When she’s not changing lives through NAMI or centering herself through her church, you can find Amy on her kayak, hiking up a mountain, leading a community yoga class, exploring one of the many state and national parks in the west or spending time doing one of her favorite hobbies of all time: gardening.
Amy has not taken living on an acre of land for granted. In line with her passion for both mental health and the earth, she built a spiral meditation labyrinth in her backyard, paved to lead her to a garden right in the middle of the spiral. Even when she fell ill and tore her meniscuses after a family trip to the Grand Canyon, Amy was determined to keep her garden healthy. She turned part of her garden into a forest of dill, which she says is a “delight to watch, especially in the afternoon wind.” It serves as a peaceful backdrop while she reads, writes or paints. Once Amy heals after her double knee surgery for her torn meniscuses, she cannot wait to hop back on her kayak or venture back into the mountains.
Senior Care Plus Savvy
When Amy and her family first moved to Reno in the 1990s, Senior Care Plus had just emerged as a new Medicare Advantage plan. After her husband’s father-in-law suddenly moved in with them and needed new care providers, she felt confident that Senior Care Plus could help him heal. Throughout it all, Amy was impressed with the coverage, service and attention that was provided to him.
“I was so impressed that I thought, when I become Medicare age, I want to join Senior Care Plus!” Amy remembers.
So when she aged into Medicare, that’s precisely what she did. When she shopped
around for a plan that would fit her needs as an active, outdoorsy senior citizen, Senior Care Plus was the answer.
Amy enjoys being on the Essential Plan with Senior Care Plus, as she can see any in-
network provider she wants and keep her primary care provider whom she has seen since 1994. Plus, many of her providers (especially her Renown care team) use MyChart to easily communicate and quickly provide imaging and test results.
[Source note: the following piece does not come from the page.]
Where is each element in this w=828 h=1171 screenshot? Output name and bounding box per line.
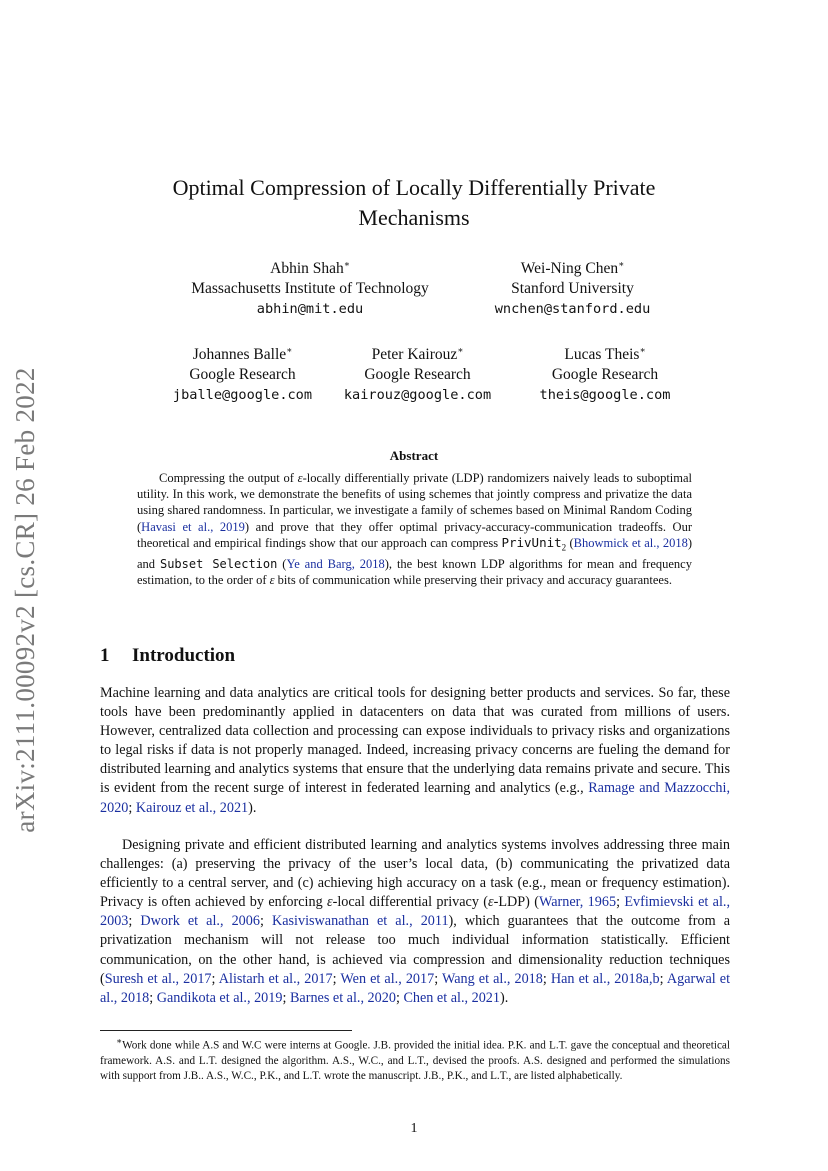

To Amy, that convenience is key.
And because she takes preventive health screenings seriously, she takes advantage of the $50 Healthy Rewards gift card she receives once a year to stock up on over-the-counter medications – just for taking care of her health.
“This is a brave new world for seniors and baby boomers,” Amy mentioned. “Prior to our generation, our elders were often left to slowly die on their own. We are not letting anyone do that to us. I love that Senior Care Plus focuses on the elders in our community. When I see the Best Start booklet with our very own members on the cover, it brings home to me that we are a small, close-knit community here in Reno.”
Family Values and Looking Ahead
Amy continues to embrace a life focused on health, happiness, our planet, and of course, spending time with her children. Her eldest son, now 34 years old, recently graduated with a master’s degree in computer science and is excited for a career in alternative energy. Her youngest son, now aged 29, is happily married and living in Spokane, Washington with his wife, who both are working on master’s degrees in Marriage and Family therapy. The couple is excited to follow in Amy’s footsteps by providing professional mental health care right here in Nevada, as they love the Biggest Little City and the Sierra Nevada terrain.
With her family, community and the earth surrounding her, Amy is looking forward to the adventures that lie ahead of her.
“I want to leave this planet a better place. That’s my legacy,” closes Amy.